In terms of saving time, money and effort when coding, writing, analysing, researching, etc. It’s extremely successful.
In terms of leading us to AGI… GenAI alone won’t reach that. Current ROI is plateauing, and we need to start investing more somewhere else.
Yeah you could ask ChatGPT or Claude to write code, but it wasn't really there.
It needs a while to adopt the model AND the UI. As in software are the first one because we are both makers and users.
But can they write grammatically correct statements?
Almost everyone around me, even the primary school kids use ChatGPT/Perplexity/Gemini/Claude in some form on almost a daily basis. The daily engagement is v strong.
The models keep improving every year. Nano banana gets text spot on, human anatomy of digits and toes is spot on. Deep Research mode is mind boggling. All the major vendors have some form of voice interaction, and it feels pretty good. I use perplexity talk feature while driving to learn deep about a topic of interest.
The trend is strong, betting against the trend isn't wise.
I can paste entire books and ask questions about certain pieces. The context windows nowadays are wild.
Price per token keeps on dropping, more capability keeps on coming online.
Gary offers no solutions, just complaints.
Then you consider the massive spend in data centers, the ram shortage, etc. The writing is on the wall.
As said in the article, a conservative estimate is that Gen AI can currently do 2.5% of all jobs in the entire economy. A technology that is really only a couple of years old. This is supposed to be _disappointing_? That’s millions of jobs _today_, in a totally nascent form.
I mean I understand skepticism, I’m not exactly in love with AI myself, but the world has literally been transformed.

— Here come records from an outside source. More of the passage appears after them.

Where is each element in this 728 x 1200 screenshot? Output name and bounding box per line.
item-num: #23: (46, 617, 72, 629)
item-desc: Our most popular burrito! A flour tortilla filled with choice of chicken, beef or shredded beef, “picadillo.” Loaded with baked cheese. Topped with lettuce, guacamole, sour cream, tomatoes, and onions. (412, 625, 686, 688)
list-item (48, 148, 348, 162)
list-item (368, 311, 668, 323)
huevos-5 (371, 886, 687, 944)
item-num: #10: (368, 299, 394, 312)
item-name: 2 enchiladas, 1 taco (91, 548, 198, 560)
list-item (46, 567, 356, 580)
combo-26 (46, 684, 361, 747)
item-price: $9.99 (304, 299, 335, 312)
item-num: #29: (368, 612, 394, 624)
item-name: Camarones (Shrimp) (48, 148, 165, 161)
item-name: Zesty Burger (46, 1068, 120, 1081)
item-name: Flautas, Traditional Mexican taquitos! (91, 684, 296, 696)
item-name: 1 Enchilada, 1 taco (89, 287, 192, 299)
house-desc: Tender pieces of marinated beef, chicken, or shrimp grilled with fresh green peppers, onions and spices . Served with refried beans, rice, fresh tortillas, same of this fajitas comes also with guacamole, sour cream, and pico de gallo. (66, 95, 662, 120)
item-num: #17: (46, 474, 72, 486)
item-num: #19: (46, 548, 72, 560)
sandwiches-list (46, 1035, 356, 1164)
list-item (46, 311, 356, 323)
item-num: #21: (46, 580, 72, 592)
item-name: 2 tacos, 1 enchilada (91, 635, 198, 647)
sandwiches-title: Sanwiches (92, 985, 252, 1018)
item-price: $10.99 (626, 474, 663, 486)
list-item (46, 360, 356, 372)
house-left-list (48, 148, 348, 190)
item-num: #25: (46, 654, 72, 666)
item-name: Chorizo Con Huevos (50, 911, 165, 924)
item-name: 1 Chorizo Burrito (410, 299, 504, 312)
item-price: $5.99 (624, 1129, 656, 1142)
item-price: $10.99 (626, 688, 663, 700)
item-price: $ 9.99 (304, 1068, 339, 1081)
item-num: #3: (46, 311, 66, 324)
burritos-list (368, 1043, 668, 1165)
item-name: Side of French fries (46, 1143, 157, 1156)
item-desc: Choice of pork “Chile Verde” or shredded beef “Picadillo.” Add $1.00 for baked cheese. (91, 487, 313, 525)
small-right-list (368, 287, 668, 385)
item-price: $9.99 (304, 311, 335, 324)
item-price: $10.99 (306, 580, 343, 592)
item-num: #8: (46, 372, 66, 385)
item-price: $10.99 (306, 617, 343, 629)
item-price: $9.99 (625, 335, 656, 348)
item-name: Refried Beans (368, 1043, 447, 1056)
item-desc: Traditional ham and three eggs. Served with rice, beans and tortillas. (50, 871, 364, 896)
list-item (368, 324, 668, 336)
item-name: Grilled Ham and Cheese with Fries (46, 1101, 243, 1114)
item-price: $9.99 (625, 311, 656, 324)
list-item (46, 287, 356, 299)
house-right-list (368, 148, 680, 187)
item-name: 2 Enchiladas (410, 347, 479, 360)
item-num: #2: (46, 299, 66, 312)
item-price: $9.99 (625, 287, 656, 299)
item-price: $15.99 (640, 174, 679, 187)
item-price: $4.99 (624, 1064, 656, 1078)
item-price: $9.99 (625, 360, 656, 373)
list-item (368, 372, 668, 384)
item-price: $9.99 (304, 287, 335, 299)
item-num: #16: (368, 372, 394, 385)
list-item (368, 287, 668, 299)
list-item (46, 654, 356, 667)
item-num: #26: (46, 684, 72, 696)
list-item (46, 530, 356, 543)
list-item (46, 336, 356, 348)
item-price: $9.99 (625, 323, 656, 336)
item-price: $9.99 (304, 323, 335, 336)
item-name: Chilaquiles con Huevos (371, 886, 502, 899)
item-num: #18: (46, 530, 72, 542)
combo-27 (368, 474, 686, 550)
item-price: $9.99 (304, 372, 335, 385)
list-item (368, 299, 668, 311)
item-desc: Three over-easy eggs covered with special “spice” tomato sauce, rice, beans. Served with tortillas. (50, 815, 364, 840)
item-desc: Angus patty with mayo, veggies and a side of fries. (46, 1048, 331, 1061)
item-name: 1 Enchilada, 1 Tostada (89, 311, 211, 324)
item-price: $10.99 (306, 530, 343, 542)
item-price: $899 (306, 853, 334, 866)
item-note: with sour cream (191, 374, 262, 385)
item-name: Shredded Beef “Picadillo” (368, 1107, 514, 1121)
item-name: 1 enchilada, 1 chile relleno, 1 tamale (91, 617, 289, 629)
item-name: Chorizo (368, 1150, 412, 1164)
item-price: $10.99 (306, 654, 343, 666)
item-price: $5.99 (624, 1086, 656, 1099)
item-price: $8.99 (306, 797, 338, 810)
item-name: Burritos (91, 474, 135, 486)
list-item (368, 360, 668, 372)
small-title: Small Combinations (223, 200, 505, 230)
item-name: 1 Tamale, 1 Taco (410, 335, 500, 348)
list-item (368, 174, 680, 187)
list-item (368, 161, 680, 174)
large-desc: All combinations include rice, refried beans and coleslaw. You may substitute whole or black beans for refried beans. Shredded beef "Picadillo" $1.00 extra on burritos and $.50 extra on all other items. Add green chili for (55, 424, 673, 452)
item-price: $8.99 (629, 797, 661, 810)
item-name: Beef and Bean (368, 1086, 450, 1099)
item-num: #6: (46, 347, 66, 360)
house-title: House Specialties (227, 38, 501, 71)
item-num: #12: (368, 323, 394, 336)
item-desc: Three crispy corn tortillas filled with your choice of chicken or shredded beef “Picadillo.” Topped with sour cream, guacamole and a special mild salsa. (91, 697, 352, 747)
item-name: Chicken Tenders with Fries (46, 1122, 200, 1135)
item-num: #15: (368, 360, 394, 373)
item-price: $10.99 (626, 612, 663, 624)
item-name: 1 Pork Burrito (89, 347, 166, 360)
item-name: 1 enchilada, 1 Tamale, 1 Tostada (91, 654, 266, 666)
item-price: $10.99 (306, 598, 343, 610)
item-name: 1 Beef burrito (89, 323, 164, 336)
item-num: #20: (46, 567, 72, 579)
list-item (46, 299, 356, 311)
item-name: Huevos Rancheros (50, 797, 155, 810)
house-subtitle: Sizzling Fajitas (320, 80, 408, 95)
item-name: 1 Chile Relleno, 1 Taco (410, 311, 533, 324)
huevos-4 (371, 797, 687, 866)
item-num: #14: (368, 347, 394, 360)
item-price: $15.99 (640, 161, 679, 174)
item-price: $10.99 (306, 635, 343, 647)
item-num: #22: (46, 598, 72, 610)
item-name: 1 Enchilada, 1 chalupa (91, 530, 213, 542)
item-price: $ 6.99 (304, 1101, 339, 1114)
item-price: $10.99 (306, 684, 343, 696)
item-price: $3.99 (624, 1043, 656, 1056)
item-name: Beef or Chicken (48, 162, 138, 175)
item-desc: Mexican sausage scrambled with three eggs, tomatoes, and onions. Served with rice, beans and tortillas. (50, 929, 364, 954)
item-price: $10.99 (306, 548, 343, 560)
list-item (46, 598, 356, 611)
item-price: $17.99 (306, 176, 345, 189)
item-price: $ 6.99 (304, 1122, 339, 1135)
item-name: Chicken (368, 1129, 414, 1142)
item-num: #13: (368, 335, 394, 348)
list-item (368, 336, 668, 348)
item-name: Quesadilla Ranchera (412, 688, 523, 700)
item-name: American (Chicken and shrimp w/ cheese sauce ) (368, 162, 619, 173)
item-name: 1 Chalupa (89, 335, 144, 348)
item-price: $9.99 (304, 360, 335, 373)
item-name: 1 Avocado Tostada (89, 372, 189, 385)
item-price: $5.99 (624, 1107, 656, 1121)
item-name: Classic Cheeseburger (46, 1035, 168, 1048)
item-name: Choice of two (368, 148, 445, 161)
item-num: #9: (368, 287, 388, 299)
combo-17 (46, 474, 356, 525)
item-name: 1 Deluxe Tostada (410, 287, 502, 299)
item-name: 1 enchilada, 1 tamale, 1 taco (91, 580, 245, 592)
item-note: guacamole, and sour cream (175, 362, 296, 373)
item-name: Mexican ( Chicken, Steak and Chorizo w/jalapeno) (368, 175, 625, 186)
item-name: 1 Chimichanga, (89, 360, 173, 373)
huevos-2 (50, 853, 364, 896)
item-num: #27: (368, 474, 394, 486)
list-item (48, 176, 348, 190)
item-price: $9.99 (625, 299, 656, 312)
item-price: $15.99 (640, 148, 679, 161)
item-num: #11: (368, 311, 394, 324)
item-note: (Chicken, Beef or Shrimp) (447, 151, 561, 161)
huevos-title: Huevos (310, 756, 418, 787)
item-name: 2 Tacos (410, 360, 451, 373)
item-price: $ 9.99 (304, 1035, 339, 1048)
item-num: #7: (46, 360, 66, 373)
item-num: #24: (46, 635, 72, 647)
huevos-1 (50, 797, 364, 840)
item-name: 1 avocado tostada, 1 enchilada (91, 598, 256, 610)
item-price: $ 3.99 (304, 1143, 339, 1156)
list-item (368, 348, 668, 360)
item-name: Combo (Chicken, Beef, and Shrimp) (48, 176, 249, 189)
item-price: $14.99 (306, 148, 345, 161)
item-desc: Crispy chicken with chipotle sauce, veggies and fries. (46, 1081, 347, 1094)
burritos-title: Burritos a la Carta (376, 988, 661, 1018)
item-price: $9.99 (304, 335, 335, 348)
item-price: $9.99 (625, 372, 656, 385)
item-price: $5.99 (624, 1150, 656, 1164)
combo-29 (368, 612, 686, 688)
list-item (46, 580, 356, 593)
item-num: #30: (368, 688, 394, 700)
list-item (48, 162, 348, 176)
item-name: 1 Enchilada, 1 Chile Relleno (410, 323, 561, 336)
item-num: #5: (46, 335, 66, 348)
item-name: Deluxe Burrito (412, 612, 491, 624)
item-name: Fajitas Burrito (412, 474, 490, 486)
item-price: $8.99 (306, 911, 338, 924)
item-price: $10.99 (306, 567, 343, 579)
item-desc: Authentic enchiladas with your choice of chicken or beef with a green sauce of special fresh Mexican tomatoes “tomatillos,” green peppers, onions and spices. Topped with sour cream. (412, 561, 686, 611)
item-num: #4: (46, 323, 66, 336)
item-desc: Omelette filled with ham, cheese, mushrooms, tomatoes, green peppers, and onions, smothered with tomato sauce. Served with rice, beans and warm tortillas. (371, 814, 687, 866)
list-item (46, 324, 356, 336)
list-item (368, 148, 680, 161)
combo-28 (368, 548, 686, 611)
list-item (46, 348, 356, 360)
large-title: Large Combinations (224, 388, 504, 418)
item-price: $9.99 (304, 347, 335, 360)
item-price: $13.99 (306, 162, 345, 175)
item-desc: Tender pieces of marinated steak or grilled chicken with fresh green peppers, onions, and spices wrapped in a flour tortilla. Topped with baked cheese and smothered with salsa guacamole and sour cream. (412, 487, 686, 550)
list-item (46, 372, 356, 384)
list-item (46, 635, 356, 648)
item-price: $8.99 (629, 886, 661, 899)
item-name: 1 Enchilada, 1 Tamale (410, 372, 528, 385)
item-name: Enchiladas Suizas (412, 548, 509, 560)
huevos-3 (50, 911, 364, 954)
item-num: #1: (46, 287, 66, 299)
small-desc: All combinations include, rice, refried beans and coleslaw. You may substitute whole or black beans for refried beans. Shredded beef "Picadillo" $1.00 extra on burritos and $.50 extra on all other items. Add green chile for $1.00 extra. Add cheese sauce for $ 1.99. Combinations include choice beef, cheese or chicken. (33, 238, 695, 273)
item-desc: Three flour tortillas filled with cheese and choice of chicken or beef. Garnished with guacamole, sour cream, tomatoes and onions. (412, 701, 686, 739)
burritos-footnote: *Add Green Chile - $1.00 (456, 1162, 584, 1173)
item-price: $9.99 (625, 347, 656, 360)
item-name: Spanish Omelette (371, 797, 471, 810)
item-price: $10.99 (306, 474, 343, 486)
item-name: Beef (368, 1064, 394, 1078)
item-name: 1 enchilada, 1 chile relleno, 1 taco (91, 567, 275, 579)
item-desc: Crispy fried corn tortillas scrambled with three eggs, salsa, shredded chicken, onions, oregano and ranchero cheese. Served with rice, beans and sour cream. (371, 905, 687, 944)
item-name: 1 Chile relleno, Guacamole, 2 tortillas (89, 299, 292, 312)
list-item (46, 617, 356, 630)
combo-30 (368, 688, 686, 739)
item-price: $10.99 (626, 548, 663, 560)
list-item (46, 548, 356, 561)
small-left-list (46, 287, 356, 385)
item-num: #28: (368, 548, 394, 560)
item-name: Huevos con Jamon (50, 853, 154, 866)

gpt-oss isn't bad, but even models you cannot run are worth getting since you may be able to run them in the future.
I'm hedging against models being so nerfed they are useless. (This is unlikely, but drives are cheap and data is expensive.)
I hate generative AI, but its inarguable what we have now would have been considered pure magic 5 years ago.
Seems like black and white thinking to me. I had it make suggestions for 10 triage issues for my team today and agreed with all of its routings. That’s certainly better than 6 months ago.
I just used ChatGPT to diagnose a very serious but ultimately not-dangerous health situation last week and it was perfect. It literally guided me perfectly without making me panic and helped me understand what was going on.
We use ChatGPT at work to do things that we have literally laid people off for, because we don't need them anymore. This included fixing bugs at a level that is at least E5/senior software engineer. Sometimes it does something really bad but it definitely saves times and helps avoid adding headcount.
Generative AI is years beyond what I would have expected even 1 year ago. This guy doesn't know what he's talking about, he's just picking and choosing one-off articles that make it seem like it's supporting his points.
You're not losing your job unless you work on trivial codebases. There's a very clear pattern what those are: startups, greenfield, games, junk apps, mindless busywork that probably has an existing better tool on github, etc. Basically anything that doesn't have any concrete business requirements or legal liability.
This isn't to say those codebases will always be trivial, but good luck cleaning that up or facing the reality of having to rewrite it properly. At least you have AI to help with boilerplate. Maybe you'll learn to read docs along the way.
The people claiming to be significantly more productive are either novice programmers or optimistic for unexplained reasons they're still trying to figure out. When they want to let us know, most people still won't care because it's not even the good kind of unreasonable that brings innovation.
The only real value in modern LLMs is that natural language processing is a lot better than it used to be.
Are we done now?
The same goes for code as well.
I’ve explored Claude code/antigravity/etc, found them mostly useless, tried a more interactive approach with copilot/local models/ tried less interactive “agents”/etc. it’s largely all slop.
My coworkers who claim they’re shipping at warp speed using generative AI are almost categorically our worst developers by a mile.